Only real difference in infusions is increased body and headiness of aroma in longer brew. Slick, smooth, full mouthfeel. Long lingering cupric aftertaste with ripe fruit medley. Mineral, sweet crispness lends mouthwatering effect. Slight astringency in the very back of the throat. In tasting, it is vaporous with the aromas blending easily to the flavor and to the nose and afteraroma – practically seamless transition but lighter up front and richer toward end. Taken as a draught, there is more of a plum skin, copper metal sweetness, ripe pear underlying perfume, and overall juiciness you don’t quite get in sipping/slurping.

When brewed longer, this has a striking similarity to brandy or heavier scotch in color, aroma, and body.

Rich and sumptuous while remaining clean, this tea balances the line between oolongs and reds very well and would happily satisfy folks of either preference. Despite its weight, I would never consider besmirching this tea with additions – it is really pointless and adding anything more than the smallest bit of sugar or honey would tear it to shreds.

Wow, this is so incredibly different in appearance and dry fragrance from the past couple years! It is no longer a tightly balled tea with the looks of an old-style dark Tieguanyin and is no longer evocative of dried apricots prior to brewing. Now it’s a wiry, dark, twisted-leaf tea with the looks and smell of a small-leaf, charcoal roasted Wuyi Yancha or a particularly roasty Yixing Gongfu Hongcha. Now it is immediately identifiable as a red/black tea the moment the bag is opened. I really thought I got the wrong tea in the mail and even called them up to verify that this is what this year’s is like.

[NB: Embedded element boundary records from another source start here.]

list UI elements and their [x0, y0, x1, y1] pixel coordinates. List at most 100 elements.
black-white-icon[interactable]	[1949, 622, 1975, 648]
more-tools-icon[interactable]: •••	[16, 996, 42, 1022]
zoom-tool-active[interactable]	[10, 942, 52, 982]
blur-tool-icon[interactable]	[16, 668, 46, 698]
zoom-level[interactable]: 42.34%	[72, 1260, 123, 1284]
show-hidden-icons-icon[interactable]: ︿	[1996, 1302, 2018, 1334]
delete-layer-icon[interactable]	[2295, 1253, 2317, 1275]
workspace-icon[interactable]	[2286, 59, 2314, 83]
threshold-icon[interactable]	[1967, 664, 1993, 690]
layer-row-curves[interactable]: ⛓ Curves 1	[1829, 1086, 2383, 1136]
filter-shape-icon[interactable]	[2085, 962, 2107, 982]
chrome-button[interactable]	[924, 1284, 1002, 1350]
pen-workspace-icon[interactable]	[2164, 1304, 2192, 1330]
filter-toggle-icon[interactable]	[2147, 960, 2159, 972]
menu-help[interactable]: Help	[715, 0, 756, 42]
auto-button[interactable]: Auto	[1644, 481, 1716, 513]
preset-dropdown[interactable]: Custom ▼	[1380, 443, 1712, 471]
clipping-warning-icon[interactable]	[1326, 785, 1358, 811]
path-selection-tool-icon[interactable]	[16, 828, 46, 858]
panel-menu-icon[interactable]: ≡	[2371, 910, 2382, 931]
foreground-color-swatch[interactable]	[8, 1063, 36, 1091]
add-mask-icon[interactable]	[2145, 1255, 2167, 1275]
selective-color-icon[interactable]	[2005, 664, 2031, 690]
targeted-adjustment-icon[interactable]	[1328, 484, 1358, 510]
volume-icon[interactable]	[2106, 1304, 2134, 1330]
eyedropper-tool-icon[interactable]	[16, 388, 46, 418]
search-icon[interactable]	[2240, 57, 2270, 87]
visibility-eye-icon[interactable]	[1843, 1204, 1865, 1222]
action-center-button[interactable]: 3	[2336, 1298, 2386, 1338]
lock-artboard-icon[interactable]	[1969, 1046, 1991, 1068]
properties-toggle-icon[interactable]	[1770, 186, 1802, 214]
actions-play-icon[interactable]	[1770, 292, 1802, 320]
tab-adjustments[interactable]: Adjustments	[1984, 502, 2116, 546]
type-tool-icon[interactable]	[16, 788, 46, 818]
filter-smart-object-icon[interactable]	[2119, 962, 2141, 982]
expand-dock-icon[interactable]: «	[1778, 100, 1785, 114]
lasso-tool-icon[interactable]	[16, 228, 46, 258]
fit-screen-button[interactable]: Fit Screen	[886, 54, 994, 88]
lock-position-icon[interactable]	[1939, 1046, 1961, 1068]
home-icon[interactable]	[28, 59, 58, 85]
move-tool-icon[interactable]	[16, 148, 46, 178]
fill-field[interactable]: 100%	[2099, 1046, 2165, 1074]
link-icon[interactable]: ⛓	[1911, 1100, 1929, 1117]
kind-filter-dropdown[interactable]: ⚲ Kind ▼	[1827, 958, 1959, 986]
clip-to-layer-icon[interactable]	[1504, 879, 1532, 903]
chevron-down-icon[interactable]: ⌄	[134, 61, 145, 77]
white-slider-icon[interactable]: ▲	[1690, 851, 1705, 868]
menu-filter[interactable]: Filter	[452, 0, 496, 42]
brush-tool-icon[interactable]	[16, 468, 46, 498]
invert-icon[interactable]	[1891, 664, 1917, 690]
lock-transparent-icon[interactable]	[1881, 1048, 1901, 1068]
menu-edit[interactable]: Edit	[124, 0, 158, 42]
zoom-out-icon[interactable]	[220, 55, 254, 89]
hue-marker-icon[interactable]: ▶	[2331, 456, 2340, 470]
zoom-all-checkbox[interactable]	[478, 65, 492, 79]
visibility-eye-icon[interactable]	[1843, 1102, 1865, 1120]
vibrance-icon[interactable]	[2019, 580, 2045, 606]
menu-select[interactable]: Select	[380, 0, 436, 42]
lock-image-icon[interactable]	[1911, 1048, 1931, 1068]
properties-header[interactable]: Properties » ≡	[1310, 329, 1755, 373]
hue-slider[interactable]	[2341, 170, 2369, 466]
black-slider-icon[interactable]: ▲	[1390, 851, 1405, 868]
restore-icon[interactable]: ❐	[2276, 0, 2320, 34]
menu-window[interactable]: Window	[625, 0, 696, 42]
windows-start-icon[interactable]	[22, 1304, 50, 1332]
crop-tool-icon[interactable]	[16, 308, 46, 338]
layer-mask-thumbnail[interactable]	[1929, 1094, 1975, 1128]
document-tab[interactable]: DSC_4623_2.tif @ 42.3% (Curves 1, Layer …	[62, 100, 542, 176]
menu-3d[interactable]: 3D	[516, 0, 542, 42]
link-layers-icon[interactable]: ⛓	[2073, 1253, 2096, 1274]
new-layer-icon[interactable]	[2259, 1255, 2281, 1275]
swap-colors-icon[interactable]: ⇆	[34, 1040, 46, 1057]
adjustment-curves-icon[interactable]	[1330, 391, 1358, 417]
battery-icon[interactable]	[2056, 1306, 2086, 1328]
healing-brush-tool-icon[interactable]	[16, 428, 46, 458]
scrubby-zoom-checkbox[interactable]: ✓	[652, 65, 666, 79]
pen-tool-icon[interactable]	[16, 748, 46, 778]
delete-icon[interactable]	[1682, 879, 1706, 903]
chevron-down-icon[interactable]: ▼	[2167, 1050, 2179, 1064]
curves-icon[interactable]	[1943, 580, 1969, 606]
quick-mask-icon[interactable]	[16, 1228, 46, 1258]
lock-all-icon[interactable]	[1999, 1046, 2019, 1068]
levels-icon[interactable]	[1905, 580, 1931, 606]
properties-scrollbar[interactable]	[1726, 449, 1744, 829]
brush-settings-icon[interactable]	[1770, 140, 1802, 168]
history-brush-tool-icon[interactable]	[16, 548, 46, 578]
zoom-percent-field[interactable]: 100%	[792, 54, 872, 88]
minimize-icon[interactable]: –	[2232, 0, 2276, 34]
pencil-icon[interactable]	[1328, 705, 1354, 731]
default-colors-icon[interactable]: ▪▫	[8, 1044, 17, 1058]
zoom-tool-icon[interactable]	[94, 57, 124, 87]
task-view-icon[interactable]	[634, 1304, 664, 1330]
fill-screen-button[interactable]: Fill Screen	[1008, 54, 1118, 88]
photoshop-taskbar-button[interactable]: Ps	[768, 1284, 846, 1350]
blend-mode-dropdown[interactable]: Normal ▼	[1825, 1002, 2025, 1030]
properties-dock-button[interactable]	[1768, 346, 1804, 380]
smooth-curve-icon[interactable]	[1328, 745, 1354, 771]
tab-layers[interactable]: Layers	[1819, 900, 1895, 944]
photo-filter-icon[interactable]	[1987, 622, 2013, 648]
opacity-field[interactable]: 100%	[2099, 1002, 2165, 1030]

So why am I okay with this having the same name and not bothering to create a new entry to accommodate a different style? Well, first it’s because it’s by the same producer from the same plants. Second… I would have a hard time telling the two versions apart by taste. Color is a bit more crimson in the first infusion but back to the red-orange brown coloration of its previous incarnations in subsequent infusions. Aroma, taste, tactile impression, nose… they are all right in line with tasting notes I’ve made before. Sweet, perfumey with ripe apricot and prune qualities, and lingering woody spice notes. Charcoal fragrance does not appear in the cup at all. Won’t change the score since this is still really good. I’m impressed that the flavor isn’t obviously different after the rolling style has changed so much.
Brewed 4g/100mL with 95C water for 1min-1min-1min.